🤖 AI Summary
In robotic multi-task learning, severe class imbalance among physical action categories degrades policy generalization. To address this, we propose a lightweight temperature-sampling strategy that dynamically adjusts action-class sampling probabilities within a supervised learning framework—without modifying model architecture or training objectives—and integrates seamlessly into standard pretraining-fine-tuning pipelines.

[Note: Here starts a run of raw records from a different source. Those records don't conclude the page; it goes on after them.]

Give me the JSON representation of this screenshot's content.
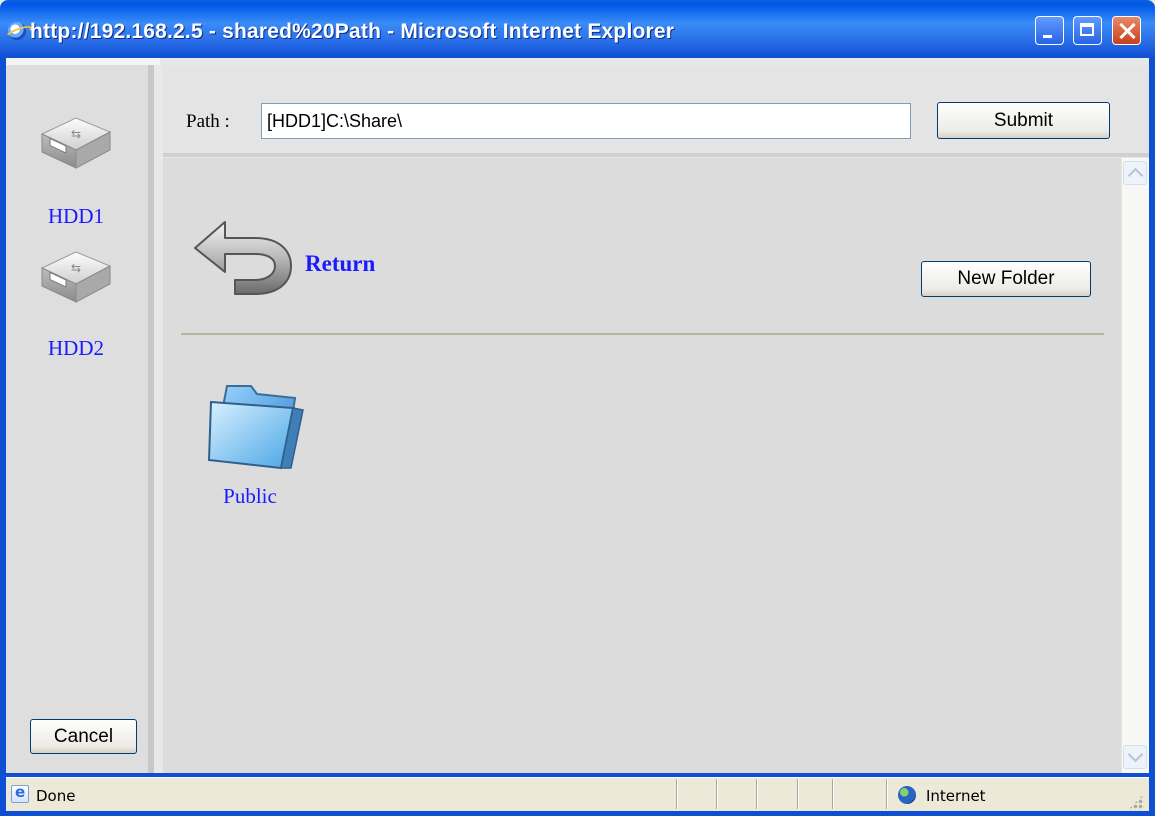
{
  "window": {
    "title": "http://192.168.2.5 - shared%20Path - Microsoft Internet Explorer",
    "controls": [
      "minimize-icon",
      "maximize-icon",
      "close-icon"
    ]
  },
  "sidebar": {
    "drives": [
      {
        "label": "HDD1",
        "icon": "usb-drive-icon"
      },
      {
        "label": "HDD2",
        "icon": "usb-drive-icon"
      }
    ],
    "cancel_label": "Cancel"
  },
  "pathbar": {
    "label": "Path :",
    "value": "[HDD1]C:\\Share\\",
    "submit_label": "Submit"
  },
  "content": {
    "return_label": "Return",
    "new_folder_label": "New Folder",
    "folders": [
      {
        "label": "Public",
        "icon": "folder-icon"
      }
    ]
  },
  "status": {
    "text": "Done",
    "zone": "Internet"
  },
  "colors": {
    "link": "#1a1aff",
    "titlebar": "#0058e6"
  }
}
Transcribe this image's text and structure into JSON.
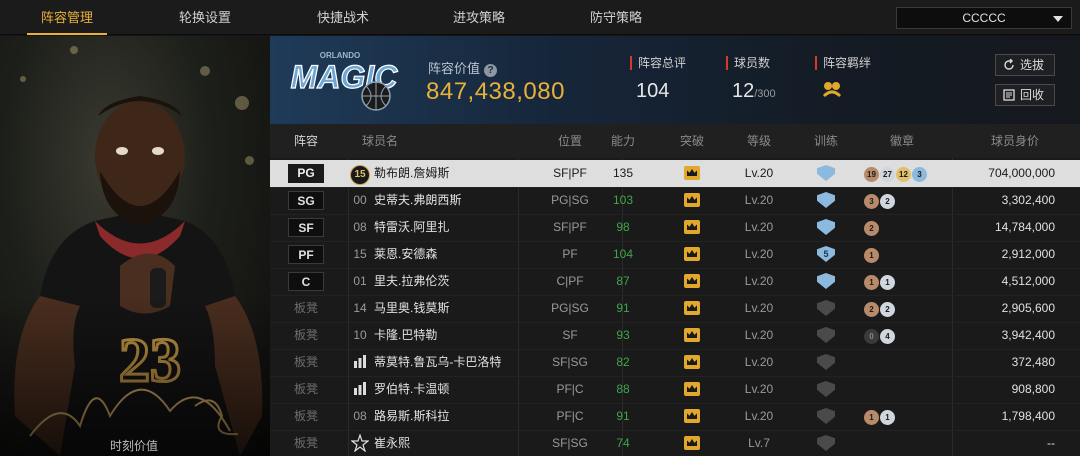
{
  "nav": {
    "tabs": [
      "阵容管理",
      "轮换设置",
      "快捷战术",
      "进攻策略",
      "防守策略"
    ],
    "active_tab": 0,
    "roster_select": "CCCCC"
  },
  "hero": {
    "jersey_number": "23",
    "time_value_label": "时刻价值"
  },
  "team": {
    "logo_text": "MAGIC",
    "logo_subtext": "ORLANDO",
    "value_label": "阵容价值",
    "value": "847,438,080",
    "rating_label": "阵容总评",
    "rating": "104",
    "player_count_label": "球员数",
    "player_count": "12",
    "player_count_max": "/300",
    "bond_label": "阵容羁绊",
    "pick_button": "选拔",
    "recycle_button": "回收"
  },
  "table": {
    "headers": [
      "阵容",
      "球员名",
      "位置",
      "能力",
      "突破",
      "等级",
      "训练",
      "徽章",
      "球员身价"
    ],
    "rows": [
      {
        "pos": "PG",
        "num": "15",
        "name": "勒布朗.詹姆斯",
        "role": "SF|PF",
        "ability": "135",
        "level": "Lv.20",
        "training": "",
        "badges": [
          {
            "t": "bronze",
            "v": "19"
          },
          {
            "t": "silver",
            "v": "27"
          },
          {
            "t": "gold",
            "v": "12"
          },
          {
            "t": "blue",
            "v": "3"
          }
        ],
        "price": "704,000,000",
        "type": "sel",
        "numtype": "badge"
      },
      {
        "pos": "SG",
        "num": "00",
        "name": "史蒂夫.弗朗西斯",
        "role": "PG|SG",
        "ability": "103",
        "level": "Lv.20",
        "training": "",
        "badges": [
          {
            "t": "bronze",
            "v": "3"
          },
          {
            "t": "silver",
            "v": "2"
          }
        ],
        "price": "3,302,400",
        "type": "starter",
        "numtype": "text"
      },
      {
        "pos": "SF",
        "num": "08",
        "name": "特雷沃.阿里扎",
        "role": "SF|PF",
        "ability": "98",
        "level": "Lv.20",
        "training": "",
        "badges": [
          {
            "t": "bronze",
            "v": "2"
          }
        ],
        "price": "14,784,000",
        "type": "starter",
        "numtype": "text"
      },
      {
        "pos": "PF",
        "num": "15",
        "name": "莱恩.安德森",
        "role": "PF",
        "ability": "104",
        "level": "Lv.20",
        "training": "5",
        "badges": [
          {
            "t": "bronze",
            "v": "1"
          }
        ],
        "price": "2,912,000",
        "type": "starter",
        "numtype": "text"
      },
      {
        "pos": "C",
        "num": "01",
        "name": "里夫.拉弗伦茨",
        "role": "C|PF",
        "ability": "87",
        "level": "Lv.20",
        "training": "",
        "badges": [
          {
            "t": "bronze",
            "v": "1"
          },
          {
            "t": "silver",
            "v": "1"
          }
        ],
        "price": "4,512,000",
        "type": "starter",
        "numtype": "text"
      },
      {
        "pos": "板凳",
        "num": "14",
        "name": "马里奥.钱莫斯",
        "role": "PG|SG",
        "ability": "91",
        "level": "Lv.20",
        "training": "",
        "badges": [
          {
            "t": "bronze",
            "v": "2"
          },
          {
            "t": "silver",
            "v": "2"
          }
        ],
        "price": "2,905,600",
        "type": "bench",
        "numtype": "text"
      },
      {
        "pos": "板凳",
        "num": "10",
        "name": "卡隆.巴特勒",
        "role": "SF",
        "ability": "93",
        "level": "Lv.20",
        "training": "",
        "badges": [
          {
            "t": "dark",
            "v": "0"
          },
          {
            "t": "silver",
            "v": "4"
          }
        ],
        "price": "3,942,400",
        "type": "bench",
        "numtype": "text"
      },
      {
        "pos": "板凳",
        "num": "",
        "name": "蒂莫特.鲁瓦乌-卡巴洛特",
        "role": "SF|SG",
        "ability": "82",
        "level": "Lv.20",
        "training": "",
        "badges": [],
        "price": "372,480",
        "type": "bench",
        "numtype": "icon"
      },
      {
        "pos": "板凳",
        "num": "",
        "name": "罗伯特.卡温顿",
        "role": "PF|C",
        "ability": "88",
        "level": "Lv.20",
        "training": "",
        "badges": [],
        "price": "908,800",
        "type": "bench",
        "numtype": "icon"
      },
      {
        "pos": "板凳",
        "num": "08",
        "name": "路易斯.斯科拉",
        "role": "PF|C",
        "ability": "91",
        "level": "Lv.20",
        "training": "",
        "badges": [
          {
            "t": "bronze",
            "v": "1"
          },
          {
            "t": "silver",
            "v": "1"
          }
        ],
        "price": "1,798,400",
        "type": "bench",
        "numtype": "text"
      },
      {
        "pos": "板凳",
        "num": "",
        "name": "崔永熙",
        "role": "SF|SG",
        "ability": "74",
        "level": "Lv.7",
        "training": "",
        "badges": [],
        "price": "--",
        "type": "bench",
        "numtype": "star"
      }
    ]
  },
  "colors": {
    "accent_gold": "#e8b23a",
    "ability_green": "#3fa64a",
    "label_red": "#d23a2a"
  },
  "icons": [
    "dropdown-caret-icon",
    "help-icon",
    "refresh-icon",
    "recycle-icon",
    "bond-icon",
    "crown-icon",
    "shield-icon",
    "badge-icon",
    "star-icon"
  ]
}
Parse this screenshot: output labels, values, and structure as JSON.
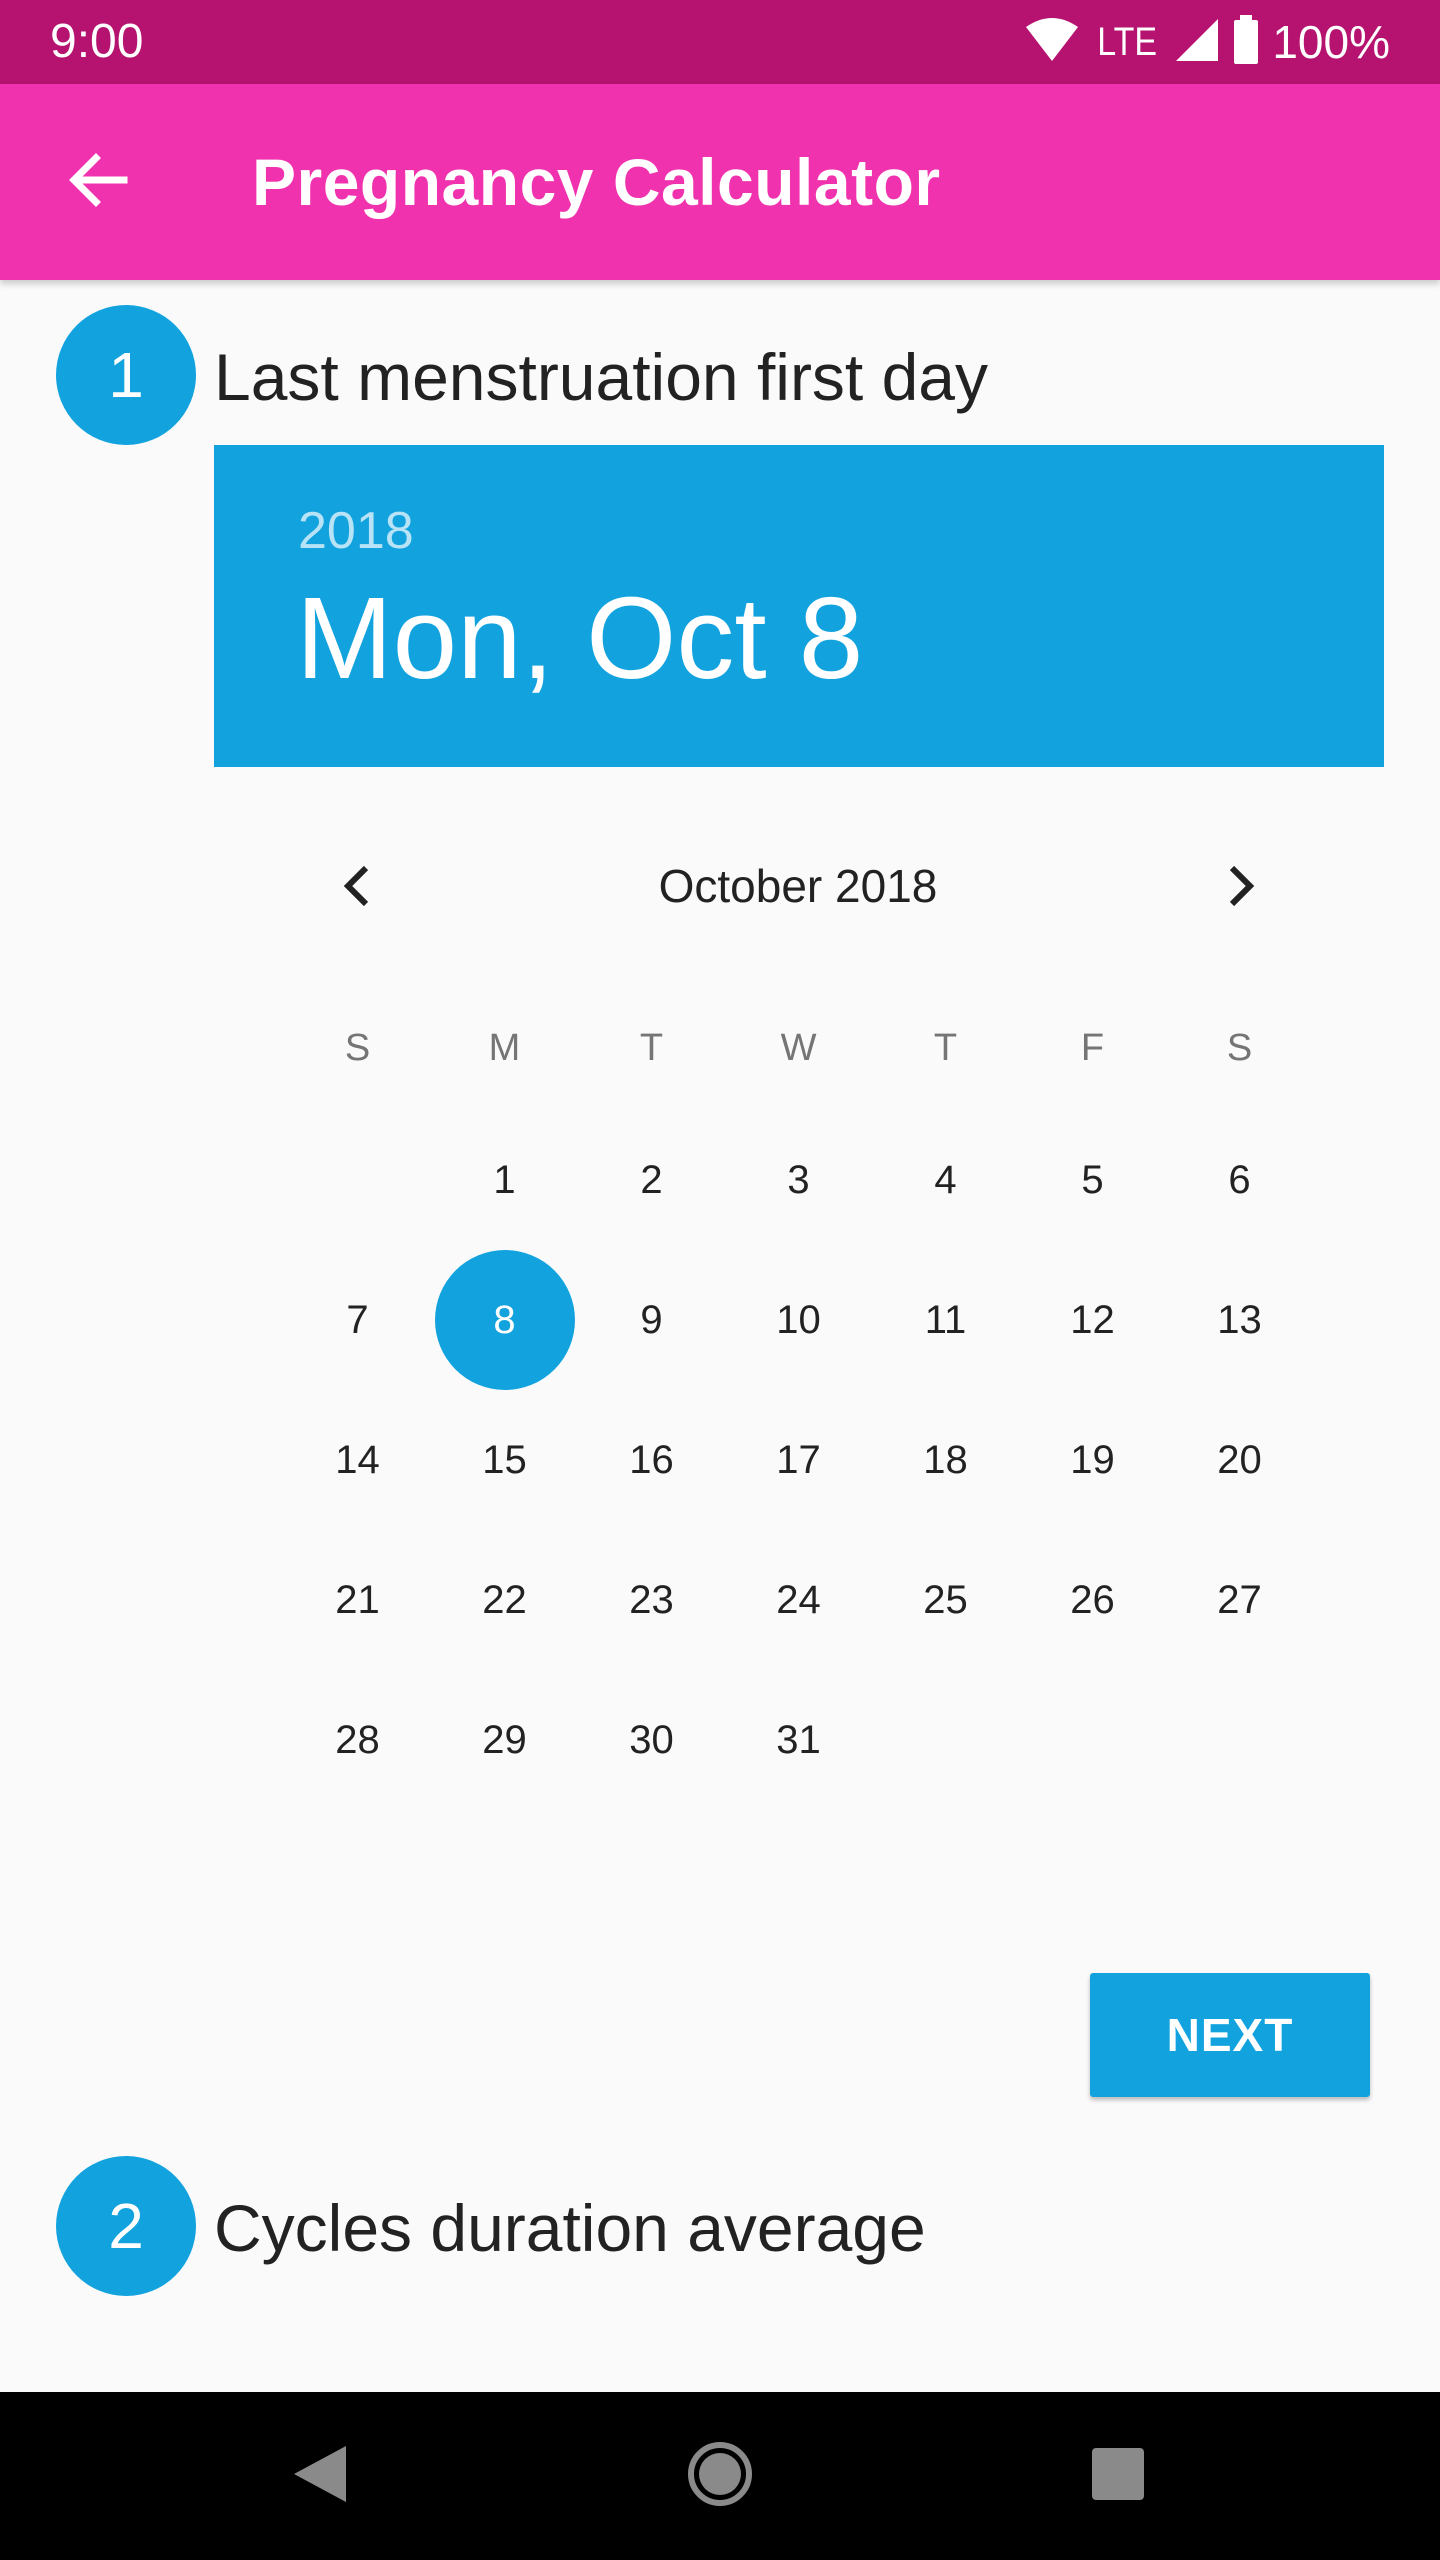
{
  "status_bar": {
    "time": "9:00",
    "network": "LTE",
    "battery": "100%"
  },
  "app_bar": {
    "title": "Pregnancy Calculator"
  },
  "step1": {
    "number": "1",
    "title": "Last menstruation first day"
  },
  "date_header": {
    "year": "2018",
    "date": "Mon, Oct 8"
  },
  "calendar": {
    "month_label": "October 2018",
    "weekdays": [
      "S",
      "M",
      "T",
      "W",
      "T",
      "F",
      "S"
    ],
    "weeks": [
      [
        "",
        "1",
        "2",
        "3",
        "4",
        "5",
        "6"
      ],
      [
        "7",
        "8",
        "9",
        "10",
        "11",
        "12",
        "13"
      ],
      [
        "14",
        "15",
        "16",
        "17",
        "18",
        "19",
        "20"
      ],
      [
        "21",
        "22",
        "23",
        "24",
        "25",
        "26",
        "27"
      ],
      [
        "28",
        "29",
        "30",
        "31",
        "",
        "",
        ""
      ]
    ],
    "selected": "8"
  },
  "next_button": {
    "label": "NEXT"
  },
  "step2": {
    "number": "2",
    "title": "Cycles duration average"
  },
  "colors": {
    "status_bar": "#b5136f",
    "app_bar": "#f032ae",
    "accent": "#12a3df"
  },
  "icons": {
    "back": "arrow-left-icon",
    "prev": "chevron-left-icon",
    "next": "chevron-right-icon"
  }
}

Evaluated on both simulation and real-world settings (using a Franka Panda robot arm), our method significantly improves performance on low-resource tasks while preserving accuracy on high-resource ones, outperforming existing class-balancing approaches in overall generalization. The core contribution is an extremely low-overhead solution to action-distribution skew, achieving strong trade-offs among computational efficiency, architectural agnosticism, and practical deployability.
📝 Abstract
Increasingly large datasets of robot actions and sensory observations are being collected to train ever-larger neural networks. These datasets are collected based on tasks and while these tasks may be distinct in their descriptions, many involve very similar physical action sequences (e.g., 'pick up an apple' versus 'pick up an orange'). As a result, many datasets of robotic tasks are substantially imbalanced in terms of the physical robotic actions they represent. In this work, we propose a simple sampling strategy for policy training that mitigates this imbalance. Our method requires only a few lines of code to integrate into existing codebases and improves generalization. We evaluate our method in both pre-training small models and fine-tuning large foundational models. Our results show substantial improvements on low-resource tasks compared to prior state-of-the-art methods, without degrading performance on high-resource tasks. This enables more effective use of model capacity for multi-task policies. We also further validate our approach in a real-world setup on a Franka Panda robot arm across a diverse set of tasks.